It is commonly known that silymarin, a phytoconstituent
obtained
from the
Silybum marianum
plant, has
hepatoprotective and antioxidative properties. However, its low oral
bioavailability and poor water solubility negatively impact its therapeutic
efficacy. The goal of the present study was to determine the efficiency
of the
Cordia myxa
extract-based synthesized
zeolitic imidazole metal–organic framework (CME@ZIF-8 MOF)

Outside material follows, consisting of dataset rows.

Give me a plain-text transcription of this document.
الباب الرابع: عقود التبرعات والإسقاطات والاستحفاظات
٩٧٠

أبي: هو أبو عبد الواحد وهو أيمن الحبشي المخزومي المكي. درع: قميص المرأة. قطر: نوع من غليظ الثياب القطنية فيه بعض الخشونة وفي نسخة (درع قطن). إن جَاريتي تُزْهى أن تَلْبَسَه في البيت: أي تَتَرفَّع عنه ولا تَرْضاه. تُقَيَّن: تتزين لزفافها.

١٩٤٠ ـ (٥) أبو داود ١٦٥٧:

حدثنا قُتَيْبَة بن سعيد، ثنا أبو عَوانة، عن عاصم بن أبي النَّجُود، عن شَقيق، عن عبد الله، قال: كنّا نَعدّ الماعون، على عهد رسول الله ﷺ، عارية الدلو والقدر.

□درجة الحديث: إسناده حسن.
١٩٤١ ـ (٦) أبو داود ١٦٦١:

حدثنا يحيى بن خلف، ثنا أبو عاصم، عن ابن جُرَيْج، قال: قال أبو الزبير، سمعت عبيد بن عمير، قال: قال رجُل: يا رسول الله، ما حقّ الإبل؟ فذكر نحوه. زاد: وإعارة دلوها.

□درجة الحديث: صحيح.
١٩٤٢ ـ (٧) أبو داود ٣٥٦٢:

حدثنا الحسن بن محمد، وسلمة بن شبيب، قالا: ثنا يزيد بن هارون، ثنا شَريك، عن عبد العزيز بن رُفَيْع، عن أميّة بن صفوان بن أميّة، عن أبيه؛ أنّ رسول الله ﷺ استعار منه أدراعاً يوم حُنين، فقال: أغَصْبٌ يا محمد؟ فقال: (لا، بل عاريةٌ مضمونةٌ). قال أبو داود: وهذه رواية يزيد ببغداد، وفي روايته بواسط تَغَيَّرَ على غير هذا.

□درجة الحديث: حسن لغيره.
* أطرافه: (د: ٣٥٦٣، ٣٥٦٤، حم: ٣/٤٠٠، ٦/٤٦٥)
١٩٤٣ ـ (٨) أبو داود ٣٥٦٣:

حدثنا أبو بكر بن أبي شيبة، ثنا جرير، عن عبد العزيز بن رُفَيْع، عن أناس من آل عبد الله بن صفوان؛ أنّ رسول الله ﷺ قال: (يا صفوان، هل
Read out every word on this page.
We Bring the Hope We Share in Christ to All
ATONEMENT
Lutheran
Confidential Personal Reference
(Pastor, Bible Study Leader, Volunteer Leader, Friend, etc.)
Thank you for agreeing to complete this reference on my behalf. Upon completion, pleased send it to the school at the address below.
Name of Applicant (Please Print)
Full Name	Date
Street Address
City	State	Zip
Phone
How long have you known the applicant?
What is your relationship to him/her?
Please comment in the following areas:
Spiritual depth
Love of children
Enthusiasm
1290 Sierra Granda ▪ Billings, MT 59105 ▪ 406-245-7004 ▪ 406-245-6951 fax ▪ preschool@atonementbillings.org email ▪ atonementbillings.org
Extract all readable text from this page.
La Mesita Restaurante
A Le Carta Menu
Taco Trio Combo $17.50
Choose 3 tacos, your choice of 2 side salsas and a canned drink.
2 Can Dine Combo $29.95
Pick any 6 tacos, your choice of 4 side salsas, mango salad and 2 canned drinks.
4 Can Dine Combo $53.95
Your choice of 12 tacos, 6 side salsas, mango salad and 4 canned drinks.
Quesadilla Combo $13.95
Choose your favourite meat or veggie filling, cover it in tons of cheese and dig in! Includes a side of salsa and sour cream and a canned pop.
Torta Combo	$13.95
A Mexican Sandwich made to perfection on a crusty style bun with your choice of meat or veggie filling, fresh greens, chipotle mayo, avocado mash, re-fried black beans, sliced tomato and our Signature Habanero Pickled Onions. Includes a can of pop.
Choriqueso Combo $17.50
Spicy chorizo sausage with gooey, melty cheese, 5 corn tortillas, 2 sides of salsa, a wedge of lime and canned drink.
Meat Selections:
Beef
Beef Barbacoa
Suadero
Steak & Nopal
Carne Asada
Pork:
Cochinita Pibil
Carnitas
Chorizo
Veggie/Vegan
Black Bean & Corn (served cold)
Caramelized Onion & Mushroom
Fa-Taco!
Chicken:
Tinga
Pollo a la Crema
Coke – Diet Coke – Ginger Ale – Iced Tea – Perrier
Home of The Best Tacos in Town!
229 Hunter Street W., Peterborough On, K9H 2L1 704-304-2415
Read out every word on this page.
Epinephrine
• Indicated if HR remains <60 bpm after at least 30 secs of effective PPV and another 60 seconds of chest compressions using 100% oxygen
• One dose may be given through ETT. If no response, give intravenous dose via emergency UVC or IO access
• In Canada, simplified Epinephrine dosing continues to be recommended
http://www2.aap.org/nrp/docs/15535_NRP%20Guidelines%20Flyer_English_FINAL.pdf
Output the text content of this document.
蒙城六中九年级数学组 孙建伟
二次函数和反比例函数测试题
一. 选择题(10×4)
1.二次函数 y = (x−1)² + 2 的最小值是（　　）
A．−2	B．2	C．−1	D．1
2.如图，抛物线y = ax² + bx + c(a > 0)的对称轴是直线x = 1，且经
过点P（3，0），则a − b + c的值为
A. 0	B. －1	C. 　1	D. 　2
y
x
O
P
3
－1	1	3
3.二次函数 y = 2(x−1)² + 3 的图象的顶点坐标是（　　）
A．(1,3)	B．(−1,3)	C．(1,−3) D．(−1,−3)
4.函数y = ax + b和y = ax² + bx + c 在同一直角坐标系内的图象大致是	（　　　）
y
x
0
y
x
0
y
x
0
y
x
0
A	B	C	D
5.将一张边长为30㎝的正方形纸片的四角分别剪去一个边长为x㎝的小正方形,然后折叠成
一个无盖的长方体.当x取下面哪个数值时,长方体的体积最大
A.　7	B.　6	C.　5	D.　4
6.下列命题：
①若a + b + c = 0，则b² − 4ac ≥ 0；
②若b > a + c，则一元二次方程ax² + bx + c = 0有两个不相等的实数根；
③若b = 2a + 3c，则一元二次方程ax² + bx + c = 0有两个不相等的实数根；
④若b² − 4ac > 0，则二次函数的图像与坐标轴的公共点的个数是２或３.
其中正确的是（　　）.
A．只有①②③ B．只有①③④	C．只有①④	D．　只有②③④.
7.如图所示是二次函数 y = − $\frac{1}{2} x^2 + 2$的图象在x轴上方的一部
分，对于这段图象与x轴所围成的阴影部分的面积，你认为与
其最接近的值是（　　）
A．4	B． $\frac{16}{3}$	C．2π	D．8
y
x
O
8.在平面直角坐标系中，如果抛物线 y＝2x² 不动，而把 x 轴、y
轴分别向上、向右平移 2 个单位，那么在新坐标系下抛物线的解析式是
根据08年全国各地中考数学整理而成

for increasing silymarin’s bioavailability. A coprecipitation
technique was used to synthesize the CME@ZIF-8 and polyethylene glycol-coated
silymarin-loaded MOFs (PEG-Sily@CME@ZIF-8) and a complete factorial
design was used to optimize them. The crystalline size of CME@ZIF-8
was 14.7 nm and the size of PEG-Sily@CME@ZIF-8 was 17.39 nm. The loading
percentage of the silymarin drug in CME@ZIF-8 was 33.5%. The optimized
formulations were then characterized by ultraviolet–visible
(UV–vis) spectroscopy, X-ray diffraction, Fourier transform
IR spectroscopy, surface morphology, gas chromatography–mass
spectrometry, and drug release in an in vitro medium. Additionally,
a rat model was used to investigate the optimized formulation’s
in vivo hepatoprotective effectiveness. The synthesized silymarin-loaded
CME@ZIF-8 MOFs were distinct particles with a porous, spongelike shape
and a diameter of (size) nm. Furthermore, the designed silymarin-loaded
PEG-Sily@CME@ZIF-8 MOF formulation exhibited considerable silymarin
release from the synthesized formula in dissolution investigations.
The in vivo evaluation studies demonstrated that the prepared PEG-Sily@CME@ZIF-8
MOFs effectively exhibited a hepatoprotective effect in comparison
with free silymarin in a CCl4-based induced-hepatotoxicity rat model
via ameliorating the normal antioxidant enzyme levels and restoring
the cellular abnormalities produced by CCl4 toxication. In combination,
biologically produced CME@ZIF-8 may promise to be a viable biologically
based nanocarrier that can enhance the loading and release of silymarin
medication, which has low solubility in water.